Africa's Water Crisis
Africa's Water Crisis
What do you do on a hot summers day? Walk to your fridge and grab a cold glass of water. Would you ever consider walking six kilometers? Women and children across Africa are forced to do that everyday.
Mothers all over Africa are effected by the contaminated surface water that they are forced to give their families because they do not have to safe drinking water. They are limited to 5 gallons a day that goes towards drinking, sanitation, hygiene, and cooking. The average American family uses 552 gallons a day.
Most women and children are having to involuntary walk one hour each way for water that puts them at risk of Typhoid and Hepatitis A when they are just trying to survive. Access to clean water has been declared a human right but 85% of the Ghana population have no access to the safe drinking water that comes from wells and sand dams. With air travel being reasonably accessible to most the risk of catching water borne diseases like Typhoid, Cholera and Hepatitis A will be more likely to spread world wide.
115 are dying every hour across Africa that are related to water born illnesses. With 42% of hospitals across the continents run without clean purified water infection rates are higher. Access to safe drinking water means that the source is less that one kilometer from it's place use and it is possible to reliably obtain at least twenty liters of water per house member per day.
106 million people in the Sub-Saharan region are relying completely on surface water which has overall lower quality. It has the potential to be more seriously contaminated by human and animal waste which leads to more water borne diseases. It can also be used up more quickly and then people are left with no water. When people are forced to drink dirty water it can lead to early childhood stunting, malnutrition, and cognitive deficiencies.
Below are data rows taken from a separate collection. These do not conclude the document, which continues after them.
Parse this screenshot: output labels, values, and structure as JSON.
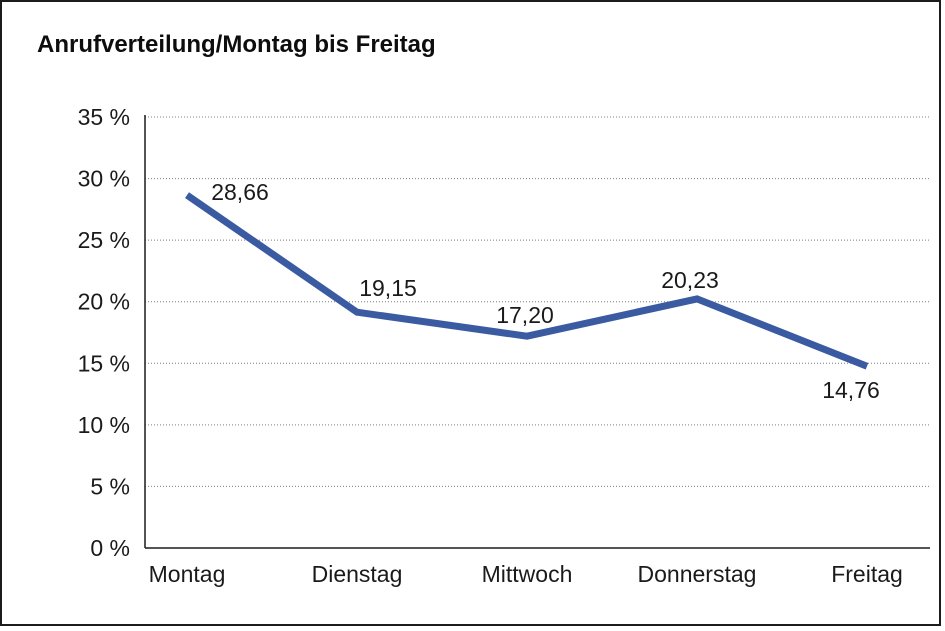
{
  "chart_data": {
    "type": "line",
    "title": "Anrufverteilung/Montag bis Freitag",
    "categories": [
      "Montag",
      "Dienstag",
      "Mittwoch",
      "Donnerstag",
      "Freitag"
    ],
    "values": [
      28.66,
      19.15,
      17.2,
      20.23,
      14.76
    ],
    "value_labels": [
      "28,66",
      "19,15",
      "17,20",
      "20,23",
      "14,76"
    ],
    "value_label_placement": [
      "right-of-point",
      "above-right",
      "above",
      "above",
      "below"
    ],
    "y_tick_values": [
      35,
      30,
      25,
      20,
      15,
      10,
      5,
      0
    ],
    "y_tick_labels": [
      "35 %",
      "30 %",
      "25 %",
      "20 %",
      "15 %",
      "10 %",
      "5 %",
      "0 %"
    ],
    "ylim": [
      0,
      35
    ],
    "xlabel": "",
    "ylabel": "",
    "legend": "none",
    "grid": "horizontal-dotted",
    "colors": {
      "series_line": "#3a5aa1",
      "gridline": "#7f7f7f",
      "axis": "#1c1c1c",
      "text": "#1a1a1a",
      "background": "#ffffff"
    }
  }
}
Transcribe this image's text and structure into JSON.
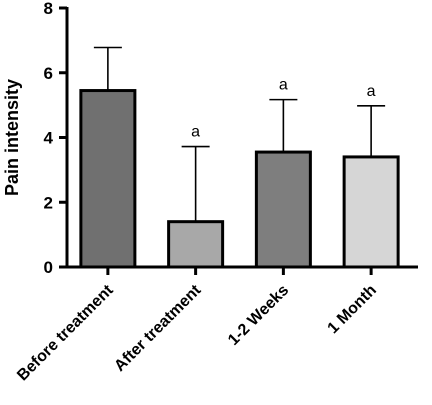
{
  "chart_data": {
    "type": "bar",
    "categories": [
      "Before treatment",
      "After treatment",
      "1-2 Weeks",
      "1 Month"
    ],
    "values": [
      5.45,
      1.4,
      3.55,
      3.4
    ],
    "error_upper": [
      6.78,
      3.72,
      5.17,
      4.98
    ],
    "annotations": [
      "",
      "a",
      "a",
      "a"
    ],
    "bar_colors": [
      "#707070",
      "#a8a8a8",
      "#7e7e7e",
      "#d6d6d6"
    ],
    "xlabel": "",
    "ylabel": "Pain intensity",
    "ylim": [
      0,
      8
    ],
    "yticks": [
      0,
      2,
      4,
      6,
      8
    ],
    "grid": false
  }
}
Water shortage is more about economic resources, which is what makes it so important to understand that the African water crisis is a human problem rather than a geographical issue.
I strongly believe that getting safe drinking water to those in need will benefit world wide. There is lots you can do to contribute to this serious issue. You can donate your time by helping with improving websites of organizations and getting word out to everyone. You can donate money to non-profit organizations. It only takes $25 to give one person clean drinking water for the rest of their life. Shop with a cause, more and more online markets like Amazon are offering to donate a small portion of money you spend on a regular purchase to the charity of your choice.
This issue has an easy solution but it will take time and money to allow every child across Africa the right to clean water and they need your help.
You can help make the change our world needs.